Do what you can, when you can. Once those are done, then:

• Verify the web site and all its components (e.g. web widgets and other third party code/content) does not include common web application vulnerabilities that can be exploited by attackers (e.g. SQL injection, cross-site scripting).
  • use resources such as the OWASP Top Ten and WASC Threat Classification
  • build security requirements into future developments
• Check what obligations the organisation is under to protect business and other people's data such as the Data Protection Act, guidance from regulators, trade organisation rules, agreements with customers and other contracts (e.g. PCI DSS via the acquiring bank).
  • impose security standards and obligations on suppliers and partner organisations
  • keep an eye open for changes to business processes that affect data
• Document (even just some short notes) the steps to rebuild the web site somewhere else, and to transfer all the data and business processes to the new site.
  • include configuration details and information about third-party services required
  • think about what else will need to be done if the web site is unavailable (does it matter, if so what exactly is important?)
• Provide information to the web site's users how to help protect themselves and their data.
  • point them to relevant help such as from GetSafeOnline, CardWatch and Think U Know
  • provide easy methods for them to contact the organisation if they think there is a security or privacy problem
• Monitor web site usage behaviour (e.g. click-through rate, session duration, shopping cart abandonment rate, conversion rate), performance (e.g. uptime, response times) and reputation (e.g. malware, phishing, suspicious applications, malicious links) to gather trend data and identify unusual activity.
  • web server logs are a start, but customised logging is better
  • use reputable online tools (some of which are free) to help.

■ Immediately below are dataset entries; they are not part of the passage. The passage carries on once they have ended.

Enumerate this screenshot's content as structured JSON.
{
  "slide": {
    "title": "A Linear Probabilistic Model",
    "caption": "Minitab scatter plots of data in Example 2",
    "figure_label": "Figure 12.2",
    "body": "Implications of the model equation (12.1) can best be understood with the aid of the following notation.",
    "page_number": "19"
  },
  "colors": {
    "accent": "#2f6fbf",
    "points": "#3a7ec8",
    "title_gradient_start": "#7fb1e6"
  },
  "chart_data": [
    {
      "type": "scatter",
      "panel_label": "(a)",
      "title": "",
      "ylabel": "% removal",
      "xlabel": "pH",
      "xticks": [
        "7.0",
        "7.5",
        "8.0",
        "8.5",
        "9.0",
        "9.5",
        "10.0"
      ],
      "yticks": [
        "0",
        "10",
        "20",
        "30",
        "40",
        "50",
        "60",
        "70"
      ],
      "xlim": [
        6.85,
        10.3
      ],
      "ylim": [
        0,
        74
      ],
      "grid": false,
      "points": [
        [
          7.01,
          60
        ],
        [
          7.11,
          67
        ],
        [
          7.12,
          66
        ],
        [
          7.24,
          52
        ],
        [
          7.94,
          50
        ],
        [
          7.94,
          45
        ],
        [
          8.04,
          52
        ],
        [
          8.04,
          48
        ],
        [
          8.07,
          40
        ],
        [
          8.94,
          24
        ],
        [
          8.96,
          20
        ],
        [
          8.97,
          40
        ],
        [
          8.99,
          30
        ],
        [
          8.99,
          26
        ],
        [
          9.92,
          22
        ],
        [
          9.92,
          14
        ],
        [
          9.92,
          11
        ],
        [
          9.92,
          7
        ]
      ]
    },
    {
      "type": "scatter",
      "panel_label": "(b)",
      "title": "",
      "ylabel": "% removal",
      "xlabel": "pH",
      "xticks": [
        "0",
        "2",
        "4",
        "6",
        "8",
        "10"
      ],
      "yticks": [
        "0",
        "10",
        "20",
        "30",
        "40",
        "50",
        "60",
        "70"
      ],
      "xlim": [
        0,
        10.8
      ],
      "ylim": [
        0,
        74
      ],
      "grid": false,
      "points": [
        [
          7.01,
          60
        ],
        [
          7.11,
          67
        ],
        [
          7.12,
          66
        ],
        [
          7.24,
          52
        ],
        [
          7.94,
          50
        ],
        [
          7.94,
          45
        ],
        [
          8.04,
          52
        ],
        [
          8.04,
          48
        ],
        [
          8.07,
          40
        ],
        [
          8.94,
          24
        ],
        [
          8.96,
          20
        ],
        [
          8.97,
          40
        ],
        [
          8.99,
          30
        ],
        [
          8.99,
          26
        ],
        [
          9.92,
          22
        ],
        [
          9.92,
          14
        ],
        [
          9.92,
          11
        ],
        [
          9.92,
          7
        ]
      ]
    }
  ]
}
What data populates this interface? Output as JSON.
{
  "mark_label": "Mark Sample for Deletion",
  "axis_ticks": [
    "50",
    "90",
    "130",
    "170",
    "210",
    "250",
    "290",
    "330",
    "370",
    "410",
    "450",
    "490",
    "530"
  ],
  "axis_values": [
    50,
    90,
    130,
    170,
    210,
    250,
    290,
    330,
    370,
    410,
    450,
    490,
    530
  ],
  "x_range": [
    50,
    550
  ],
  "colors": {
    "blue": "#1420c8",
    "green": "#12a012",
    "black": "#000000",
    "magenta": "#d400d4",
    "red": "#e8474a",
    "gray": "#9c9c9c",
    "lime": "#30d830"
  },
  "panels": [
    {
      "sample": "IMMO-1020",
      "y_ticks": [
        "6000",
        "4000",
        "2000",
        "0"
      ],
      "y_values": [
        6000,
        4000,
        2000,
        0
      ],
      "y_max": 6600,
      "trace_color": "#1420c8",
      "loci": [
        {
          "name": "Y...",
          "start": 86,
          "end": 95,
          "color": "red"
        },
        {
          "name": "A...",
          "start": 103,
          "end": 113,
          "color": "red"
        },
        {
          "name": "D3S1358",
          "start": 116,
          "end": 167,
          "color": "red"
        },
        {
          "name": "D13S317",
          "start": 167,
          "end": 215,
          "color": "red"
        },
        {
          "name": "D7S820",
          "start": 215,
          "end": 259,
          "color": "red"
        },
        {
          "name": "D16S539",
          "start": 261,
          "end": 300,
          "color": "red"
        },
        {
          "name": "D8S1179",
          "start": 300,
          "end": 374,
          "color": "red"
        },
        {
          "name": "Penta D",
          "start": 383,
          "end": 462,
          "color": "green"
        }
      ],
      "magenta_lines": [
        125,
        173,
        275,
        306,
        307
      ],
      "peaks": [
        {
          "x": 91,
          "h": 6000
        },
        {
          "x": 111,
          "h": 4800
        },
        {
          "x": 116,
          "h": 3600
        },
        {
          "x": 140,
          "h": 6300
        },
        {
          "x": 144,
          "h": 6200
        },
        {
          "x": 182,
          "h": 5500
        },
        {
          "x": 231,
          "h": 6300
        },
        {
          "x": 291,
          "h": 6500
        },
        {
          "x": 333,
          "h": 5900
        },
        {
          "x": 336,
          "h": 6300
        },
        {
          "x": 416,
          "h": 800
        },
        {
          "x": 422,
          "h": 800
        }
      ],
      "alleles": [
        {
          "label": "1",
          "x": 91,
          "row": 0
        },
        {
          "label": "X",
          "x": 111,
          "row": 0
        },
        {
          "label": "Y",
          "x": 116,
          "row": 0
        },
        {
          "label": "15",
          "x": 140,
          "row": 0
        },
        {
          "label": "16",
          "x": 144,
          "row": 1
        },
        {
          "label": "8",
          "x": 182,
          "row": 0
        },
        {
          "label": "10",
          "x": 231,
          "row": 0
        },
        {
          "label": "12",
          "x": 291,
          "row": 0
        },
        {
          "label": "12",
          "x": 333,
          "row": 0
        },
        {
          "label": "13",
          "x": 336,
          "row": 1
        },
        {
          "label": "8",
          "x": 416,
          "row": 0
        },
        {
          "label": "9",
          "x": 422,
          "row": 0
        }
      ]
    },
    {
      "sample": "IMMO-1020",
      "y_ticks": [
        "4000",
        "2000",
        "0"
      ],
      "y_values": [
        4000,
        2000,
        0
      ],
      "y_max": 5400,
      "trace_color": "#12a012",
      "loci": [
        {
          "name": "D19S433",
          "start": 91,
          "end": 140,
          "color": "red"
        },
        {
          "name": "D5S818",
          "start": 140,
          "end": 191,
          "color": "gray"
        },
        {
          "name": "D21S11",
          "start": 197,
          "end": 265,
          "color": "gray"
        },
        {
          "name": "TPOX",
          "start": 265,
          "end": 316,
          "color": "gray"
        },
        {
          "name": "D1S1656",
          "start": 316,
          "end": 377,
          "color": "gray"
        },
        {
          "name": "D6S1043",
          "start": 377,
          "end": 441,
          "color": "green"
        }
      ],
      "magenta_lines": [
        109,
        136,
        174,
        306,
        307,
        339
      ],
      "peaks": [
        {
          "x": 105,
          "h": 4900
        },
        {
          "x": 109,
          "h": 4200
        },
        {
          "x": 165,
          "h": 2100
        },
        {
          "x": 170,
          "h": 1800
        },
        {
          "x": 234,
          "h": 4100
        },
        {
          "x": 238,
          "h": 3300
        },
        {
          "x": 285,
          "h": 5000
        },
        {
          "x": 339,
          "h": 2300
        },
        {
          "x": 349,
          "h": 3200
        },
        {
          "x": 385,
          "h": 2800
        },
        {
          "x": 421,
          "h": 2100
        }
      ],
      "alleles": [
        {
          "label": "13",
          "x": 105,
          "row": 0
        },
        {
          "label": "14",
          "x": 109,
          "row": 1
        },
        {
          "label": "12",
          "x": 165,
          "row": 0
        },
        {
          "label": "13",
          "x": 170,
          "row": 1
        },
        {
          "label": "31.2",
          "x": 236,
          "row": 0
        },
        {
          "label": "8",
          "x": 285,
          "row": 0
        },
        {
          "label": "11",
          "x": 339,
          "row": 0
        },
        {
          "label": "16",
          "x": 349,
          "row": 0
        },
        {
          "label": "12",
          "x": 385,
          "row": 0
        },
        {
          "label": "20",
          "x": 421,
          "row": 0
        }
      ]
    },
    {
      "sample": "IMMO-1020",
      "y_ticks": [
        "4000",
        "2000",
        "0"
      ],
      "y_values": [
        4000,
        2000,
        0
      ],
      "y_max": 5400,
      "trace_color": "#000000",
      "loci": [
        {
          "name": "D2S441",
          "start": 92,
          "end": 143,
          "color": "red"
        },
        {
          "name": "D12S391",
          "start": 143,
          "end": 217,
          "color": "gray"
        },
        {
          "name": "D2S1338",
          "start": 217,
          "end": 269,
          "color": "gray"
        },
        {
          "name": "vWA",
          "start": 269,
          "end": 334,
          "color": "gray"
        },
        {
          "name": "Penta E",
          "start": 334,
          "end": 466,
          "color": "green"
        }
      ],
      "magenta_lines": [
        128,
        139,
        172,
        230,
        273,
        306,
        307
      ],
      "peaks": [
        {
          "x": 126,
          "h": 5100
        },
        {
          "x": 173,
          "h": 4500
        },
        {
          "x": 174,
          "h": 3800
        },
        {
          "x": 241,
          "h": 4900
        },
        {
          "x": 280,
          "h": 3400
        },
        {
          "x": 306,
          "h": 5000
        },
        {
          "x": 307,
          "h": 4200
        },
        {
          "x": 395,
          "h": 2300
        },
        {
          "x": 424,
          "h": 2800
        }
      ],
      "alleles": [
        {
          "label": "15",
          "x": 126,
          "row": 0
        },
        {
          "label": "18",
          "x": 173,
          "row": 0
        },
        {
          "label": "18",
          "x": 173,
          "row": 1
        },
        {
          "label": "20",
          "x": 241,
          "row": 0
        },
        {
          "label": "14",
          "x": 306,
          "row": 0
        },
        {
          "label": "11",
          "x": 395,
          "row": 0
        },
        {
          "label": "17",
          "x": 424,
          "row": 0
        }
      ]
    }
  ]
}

That's just the basics. So, what would be next for an SME? If the web site is a significant sales/engagement channel, the organisation has multiple web sites, is in a more regulated sector or one that is targetted particularly by criminals (e.g. gaming, betting and financial), takes payments or does other electronic commerce, allows users to add their own content or processes data for someone else, the above is just the start. Those SMEs probably need to be more proactive.

This helps to protect the SME's business information, but also helps to protect the web site users and their information. After all, the users are existing and potential customers, clients and citizens.

Oh, the best response I had to someone when I was explaining my work: "You're an anti-hacker than?". Well, I suppose so, but it's not quite how I'd describe it.

Any comments or suggestions?

I've mentioned input validation and knowing your data previously, but a vulnerability came up in a recent project regarding email addresses. People make many different assumptions about what might be a valid email address format.

Don't! As this recent post states, go to the source i.e. RFC 3696. Inform your developers what types and formats they should allow for each input field and how mismatches should be handled—and verify these.

The e-commerce project I had been working on had some client-side validation for the email address field in a check-out registration form and this excluded lots of valid possibilities; it was using the regular expression "\w+([-+.']\w+)*@\w+([-.]\w+)*\.\w+([-.]\w+)*". This might prevent some people becoming customers. Is this classified as a security vulnerability? Normally not, but it could affect data integrity and will affect the availability to some users. But, it is an indicator of possible data validation problems elsewhere. In fact we found the server-side validation for the same form data had different constraints to the client-side (browser) checks, and yes, plenty of other input validation problems. Security problems are often related to revenue problems.

And remember, it's not just Latin characters in domain names you need to worry about now. From last week, you might begin to see unexpected problems with users who have email accounts using domains related to the United Arab Emirates, Saudi Arabia, the Russian Federation and Egypt.